Old Wallpaper Craft Ideas
DIY Christmas Origami Lampshade:
Wallpaper is such a versatile medium. Can you believe that this hanging lamp is constructed from leftover wallpaper? It looks as if it came from an upscale store with a hefty price tag.
Christmas Wall Art:
Do you have some empty space on your wall and an empty pocketbook as well? Not to worry, wallpaper to the rescue. Take some leftover wallpaper strips and arrange them on your wall as seasonal art.
Stair and Lampshade Christmas Up-cycle:
Wallpaper makes for a wonderful spice of Christmas color over your standard and Christmas lacking lampshades.

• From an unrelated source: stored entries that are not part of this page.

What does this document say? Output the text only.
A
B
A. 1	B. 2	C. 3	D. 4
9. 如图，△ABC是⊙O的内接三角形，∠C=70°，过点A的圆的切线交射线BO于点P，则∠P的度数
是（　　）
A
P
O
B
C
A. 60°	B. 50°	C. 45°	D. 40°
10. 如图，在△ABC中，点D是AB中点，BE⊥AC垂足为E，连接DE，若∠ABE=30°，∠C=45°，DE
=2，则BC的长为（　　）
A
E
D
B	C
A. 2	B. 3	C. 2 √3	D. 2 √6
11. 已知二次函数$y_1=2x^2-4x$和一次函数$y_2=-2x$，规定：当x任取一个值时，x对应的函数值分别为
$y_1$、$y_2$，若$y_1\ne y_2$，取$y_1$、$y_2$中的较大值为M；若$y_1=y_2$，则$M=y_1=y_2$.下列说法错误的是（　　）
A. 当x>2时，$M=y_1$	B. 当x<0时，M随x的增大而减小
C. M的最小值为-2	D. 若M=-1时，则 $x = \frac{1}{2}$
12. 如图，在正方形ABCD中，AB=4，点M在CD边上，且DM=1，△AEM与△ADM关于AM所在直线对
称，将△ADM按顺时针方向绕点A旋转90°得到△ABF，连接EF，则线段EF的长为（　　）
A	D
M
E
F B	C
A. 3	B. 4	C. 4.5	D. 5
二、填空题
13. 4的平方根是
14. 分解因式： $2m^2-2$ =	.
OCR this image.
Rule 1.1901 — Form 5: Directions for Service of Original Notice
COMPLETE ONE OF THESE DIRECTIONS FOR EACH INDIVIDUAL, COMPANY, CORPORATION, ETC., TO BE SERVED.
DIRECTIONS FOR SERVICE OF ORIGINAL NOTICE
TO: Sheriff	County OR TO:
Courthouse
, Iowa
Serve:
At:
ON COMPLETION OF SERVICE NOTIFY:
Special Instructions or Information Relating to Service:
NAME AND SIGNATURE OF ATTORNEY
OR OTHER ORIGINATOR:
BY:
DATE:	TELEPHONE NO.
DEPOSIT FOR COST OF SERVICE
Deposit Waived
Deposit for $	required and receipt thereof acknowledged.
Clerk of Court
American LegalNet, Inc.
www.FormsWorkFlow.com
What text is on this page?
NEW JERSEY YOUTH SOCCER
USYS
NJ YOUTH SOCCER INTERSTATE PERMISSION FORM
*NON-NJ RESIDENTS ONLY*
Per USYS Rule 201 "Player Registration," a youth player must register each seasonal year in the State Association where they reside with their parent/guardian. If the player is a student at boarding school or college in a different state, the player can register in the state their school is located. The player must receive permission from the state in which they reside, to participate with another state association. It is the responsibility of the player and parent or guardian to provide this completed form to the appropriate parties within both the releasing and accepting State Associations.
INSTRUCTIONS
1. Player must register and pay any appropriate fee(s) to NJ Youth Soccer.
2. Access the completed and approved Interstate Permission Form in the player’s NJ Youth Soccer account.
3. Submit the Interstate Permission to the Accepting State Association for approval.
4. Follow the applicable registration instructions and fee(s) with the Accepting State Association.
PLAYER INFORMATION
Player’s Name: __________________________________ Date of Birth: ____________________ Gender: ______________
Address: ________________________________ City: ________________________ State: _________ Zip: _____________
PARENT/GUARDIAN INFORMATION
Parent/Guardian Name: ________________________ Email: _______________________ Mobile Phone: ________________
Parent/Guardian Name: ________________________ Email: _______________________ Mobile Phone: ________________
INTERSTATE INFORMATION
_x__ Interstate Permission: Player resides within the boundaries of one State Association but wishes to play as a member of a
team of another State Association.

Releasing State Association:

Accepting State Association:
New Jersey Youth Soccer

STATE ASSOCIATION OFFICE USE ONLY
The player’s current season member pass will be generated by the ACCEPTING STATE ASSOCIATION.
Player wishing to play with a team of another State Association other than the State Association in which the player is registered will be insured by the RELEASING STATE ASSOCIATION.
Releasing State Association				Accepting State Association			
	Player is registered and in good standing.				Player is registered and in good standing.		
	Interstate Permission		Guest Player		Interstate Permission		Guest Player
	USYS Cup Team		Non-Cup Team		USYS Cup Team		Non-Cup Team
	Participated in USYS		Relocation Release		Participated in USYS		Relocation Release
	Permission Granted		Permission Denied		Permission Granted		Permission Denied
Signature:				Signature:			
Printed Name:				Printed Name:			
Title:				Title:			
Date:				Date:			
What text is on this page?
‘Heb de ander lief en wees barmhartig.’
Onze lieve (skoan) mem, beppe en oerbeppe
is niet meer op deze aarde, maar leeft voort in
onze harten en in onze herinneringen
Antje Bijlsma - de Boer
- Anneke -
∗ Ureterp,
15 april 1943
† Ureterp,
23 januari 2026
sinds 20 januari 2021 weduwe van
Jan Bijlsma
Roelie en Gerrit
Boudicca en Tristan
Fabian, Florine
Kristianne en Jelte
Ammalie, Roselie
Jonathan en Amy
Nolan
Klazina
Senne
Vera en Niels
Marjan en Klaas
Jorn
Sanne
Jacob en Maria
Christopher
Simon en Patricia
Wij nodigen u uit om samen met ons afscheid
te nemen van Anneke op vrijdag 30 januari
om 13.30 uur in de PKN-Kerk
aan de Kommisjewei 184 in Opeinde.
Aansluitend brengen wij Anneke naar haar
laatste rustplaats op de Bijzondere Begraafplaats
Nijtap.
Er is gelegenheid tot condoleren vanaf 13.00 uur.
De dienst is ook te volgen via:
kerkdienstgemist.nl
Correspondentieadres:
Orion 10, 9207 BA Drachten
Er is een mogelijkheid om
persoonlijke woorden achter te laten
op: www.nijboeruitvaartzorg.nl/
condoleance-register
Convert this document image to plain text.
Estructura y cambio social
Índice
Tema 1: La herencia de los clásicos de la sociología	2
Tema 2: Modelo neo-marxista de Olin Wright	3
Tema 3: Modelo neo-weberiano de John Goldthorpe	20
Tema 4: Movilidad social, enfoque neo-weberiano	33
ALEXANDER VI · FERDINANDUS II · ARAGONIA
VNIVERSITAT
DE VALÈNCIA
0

If you have stairs are lacking Christmas spirit, revamping them with wallpaper packages is a great way to add a nice Christmas flare.
Christmas Wallpaper Covered Radio:
Wallpaper can be applied to almost any vertical surface as long as the surface is clean and dry. You can even give an old radio new life with some old-fashioned floral styled wallpaper. A perfect look for those that love the Christmas style. If your radio gets lots of use you might want to give your wallpaper a coat of polyurethane or Mod Podge to seal it and keep it fresh.
Wallpaper Flower Wreath:
Many wallpaper rolls have beautiful flowers printed on the paper as part of the design. Make a Christmas wreath by cutting out the paper flowers and arranging them in a circle. Add some natural eucalyptus as filler, and some ribbon and you have a great Christmas wreath.
Christmas Wooden Tray:
Add some color and Christmas spirit to an ordinary wooden tray with some leftover wallpaper scraps. Measure the bottom of the tray and cut a rectangle of the paper to size. Then apply decoupage medium to the bed of the tray. Attach the wallpaper cutout to the bottom of the tray and dry.
Wallpaper Photo Backdrop:
Wallpaper Photo Backdrop from Blue Eyed Yonder
Make a photo backdrop from leftover scraps of Christmas style wallpapers.
Christmas Wallpaper Flower Pots:
Make your flower pots into pieces of Christmas art with leftover wallpaper. Your deck or patio will look beautifully decorated with these crafty beauties.
Wallpaper as Gift Wrap:
Wallpaper can be recycled into many things, but none is more useful than turning it into wrapping paper. Cover your gifts with leftover wallpaper, and you will have an economical yet stunning presentation. You could also wrap your gift in plain old butcher or freezer paper and decorate with wallpaper cutouts as in the photo above. Save your money and save the planet at the same time by recycling.
There are so many uses for that old wallpaper that you are considering removing. But before it heads off to the trash, take some time and consider the possibilities for that wallpaper. Try to reuse as much as you possibly can before you never see it again. So when the time comes for you to remove your old wallpaper, come and look at all of the fun things that you can use it for this Christmas season.